# Vectors in different planes add up to give a zero resultant?

xphloem

## Homework Statement

Can
1. three
2. four
vectors in different planes add up to give a zero resultant?

## The Attempt at a Solution

1. Yes.
2. Yes.

1. suppose that we resolve the 3 vectors in i,j,k components. Putting each one of them zero in the respective three vectors to make them in 3 separate plane. Cant they be zero?
2. similar as above. the only thing is that the fourth vector has none of its components zero.

Am I right?

xphloem

Homework Helper
Hi xphloem,

For #1, were you thinking of something like this:

\begin{align} \vec A &= (1,1,0)\nonumber\\ \vec B &= (-1,0,1)\nonumber\\ \vec C &= (0,-1,-1)\nonumber \end{align}

They definitely add to zero, but they are in a single plane, so they don't satisfy the requirements of the problem.

For this problem: if you start with any two vectors, they define a plane. Then you want a third vector that is not in that same plane.
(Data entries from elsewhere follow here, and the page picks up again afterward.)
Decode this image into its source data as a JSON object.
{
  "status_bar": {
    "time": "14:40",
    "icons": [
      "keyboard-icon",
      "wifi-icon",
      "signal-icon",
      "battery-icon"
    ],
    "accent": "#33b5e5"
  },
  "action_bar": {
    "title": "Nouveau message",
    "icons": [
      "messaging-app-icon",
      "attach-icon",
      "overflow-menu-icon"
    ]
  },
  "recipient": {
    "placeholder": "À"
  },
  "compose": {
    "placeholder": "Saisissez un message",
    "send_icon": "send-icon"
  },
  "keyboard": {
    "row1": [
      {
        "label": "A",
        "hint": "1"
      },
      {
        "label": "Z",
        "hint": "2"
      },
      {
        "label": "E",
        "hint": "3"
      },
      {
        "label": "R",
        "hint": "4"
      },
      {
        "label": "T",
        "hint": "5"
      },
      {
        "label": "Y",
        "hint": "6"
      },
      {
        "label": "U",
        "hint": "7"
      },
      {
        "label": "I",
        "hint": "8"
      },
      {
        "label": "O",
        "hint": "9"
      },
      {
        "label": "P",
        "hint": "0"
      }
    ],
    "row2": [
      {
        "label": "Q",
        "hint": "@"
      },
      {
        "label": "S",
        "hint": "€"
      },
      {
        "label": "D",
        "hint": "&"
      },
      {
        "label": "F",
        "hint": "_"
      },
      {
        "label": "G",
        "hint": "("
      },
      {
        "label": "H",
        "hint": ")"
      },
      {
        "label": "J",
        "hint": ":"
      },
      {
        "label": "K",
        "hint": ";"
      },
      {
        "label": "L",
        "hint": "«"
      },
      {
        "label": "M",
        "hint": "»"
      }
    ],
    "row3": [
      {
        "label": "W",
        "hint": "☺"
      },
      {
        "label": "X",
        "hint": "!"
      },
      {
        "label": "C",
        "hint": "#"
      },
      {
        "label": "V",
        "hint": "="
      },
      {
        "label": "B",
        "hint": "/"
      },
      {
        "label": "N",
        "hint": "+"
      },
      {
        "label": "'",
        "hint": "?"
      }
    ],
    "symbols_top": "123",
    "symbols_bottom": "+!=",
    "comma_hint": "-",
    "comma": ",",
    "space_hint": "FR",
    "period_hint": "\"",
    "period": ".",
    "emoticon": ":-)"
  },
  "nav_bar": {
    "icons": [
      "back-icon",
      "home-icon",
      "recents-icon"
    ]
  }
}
Can those add to zero?

xphloem
Hi xphloem,

For #1, were you thinking of something like this:

\begin{align} \vec A &= (1,1,0)\nonumber\\ \vec B &= (-1,0,1)\nonumber\\ \vec C &= (0,-1,-1)\nonumber \end{align}

They definitely add to zero, but they are in a single plane, so they don't satisfy the requirements of the problem.
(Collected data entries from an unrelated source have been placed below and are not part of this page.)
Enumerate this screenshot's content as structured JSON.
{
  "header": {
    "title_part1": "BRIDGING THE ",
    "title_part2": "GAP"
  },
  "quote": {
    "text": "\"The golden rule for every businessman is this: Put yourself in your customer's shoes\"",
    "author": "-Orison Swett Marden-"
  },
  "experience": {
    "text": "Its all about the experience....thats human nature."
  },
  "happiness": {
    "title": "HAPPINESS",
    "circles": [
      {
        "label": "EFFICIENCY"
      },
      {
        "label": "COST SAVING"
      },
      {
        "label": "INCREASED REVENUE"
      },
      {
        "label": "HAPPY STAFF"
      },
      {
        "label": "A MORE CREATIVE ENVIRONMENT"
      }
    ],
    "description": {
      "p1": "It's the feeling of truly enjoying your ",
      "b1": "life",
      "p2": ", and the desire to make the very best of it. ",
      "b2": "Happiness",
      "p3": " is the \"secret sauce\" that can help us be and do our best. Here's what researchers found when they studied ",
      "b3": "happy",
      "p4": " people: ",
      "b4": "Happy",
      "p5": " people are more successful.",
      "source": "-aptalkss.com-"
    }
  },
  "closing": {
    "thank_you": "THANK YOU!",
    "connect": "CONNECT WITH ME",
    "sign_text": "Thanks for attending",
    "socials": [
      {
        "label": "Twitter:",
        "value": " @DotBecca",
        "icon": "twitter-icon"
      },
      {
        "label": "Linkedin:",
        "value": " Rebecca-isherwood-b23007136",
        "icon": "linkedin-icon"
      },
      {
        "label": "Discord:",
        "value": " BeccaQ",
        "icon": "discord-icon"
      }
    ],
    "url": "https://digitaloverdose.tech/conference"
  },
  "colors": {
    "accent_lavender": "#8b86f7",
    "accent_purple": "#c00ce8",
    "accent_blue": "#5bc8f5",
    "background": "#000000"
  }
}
For this problem: if you start with any two vectors, they define a plane. Then you want a third vector that is not in that same plane. Can those add to zero?
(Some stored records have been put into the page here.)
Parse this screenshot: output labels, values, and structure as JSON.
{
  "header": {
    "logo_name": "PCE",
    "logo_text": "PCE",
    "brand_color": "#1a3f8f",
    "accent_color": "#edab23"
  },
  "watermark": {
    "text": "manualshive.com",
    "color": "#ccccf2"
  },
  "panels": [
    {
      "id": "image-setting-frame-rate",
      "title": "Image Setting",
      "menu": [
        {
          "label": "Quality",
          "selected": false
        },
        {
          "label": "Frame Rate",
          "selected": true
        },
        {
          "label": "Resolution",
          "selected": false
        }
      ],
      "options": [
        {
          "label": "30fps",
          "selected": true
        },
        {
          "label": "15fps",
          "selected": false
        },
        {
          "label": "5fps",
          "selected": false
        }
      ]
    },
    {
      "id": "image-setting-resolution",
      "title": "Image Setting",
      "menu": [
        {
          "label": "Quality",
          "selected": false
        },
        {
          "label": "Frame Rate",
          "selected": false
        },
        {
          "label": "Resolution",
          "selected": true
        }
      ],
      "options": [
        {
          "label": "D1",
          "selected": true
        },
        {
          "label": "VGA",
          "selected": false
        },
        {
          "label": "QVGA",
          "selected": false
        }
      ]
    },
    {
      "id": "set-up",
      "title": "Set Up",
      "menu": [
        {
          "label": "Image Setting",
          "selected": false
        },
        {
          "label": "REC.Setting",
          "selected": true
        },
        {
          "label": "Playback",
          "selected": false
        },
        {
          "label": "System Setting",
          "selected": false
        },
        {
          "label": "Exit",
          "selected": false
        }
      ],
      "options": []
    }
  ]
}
How can all of them be in one plane
the first on is in xy plane
second one in xz plane
and the third in yz plane
am I wrong?

Nick89
The three (essentially only 2) vectors A, B and C together form a 'new' plane, not like the xy, xz or yz plane, but you can also have a 'crooked' plane for example. Then they are still in the same plane, even though the plane is not the xy, yz or zx plane..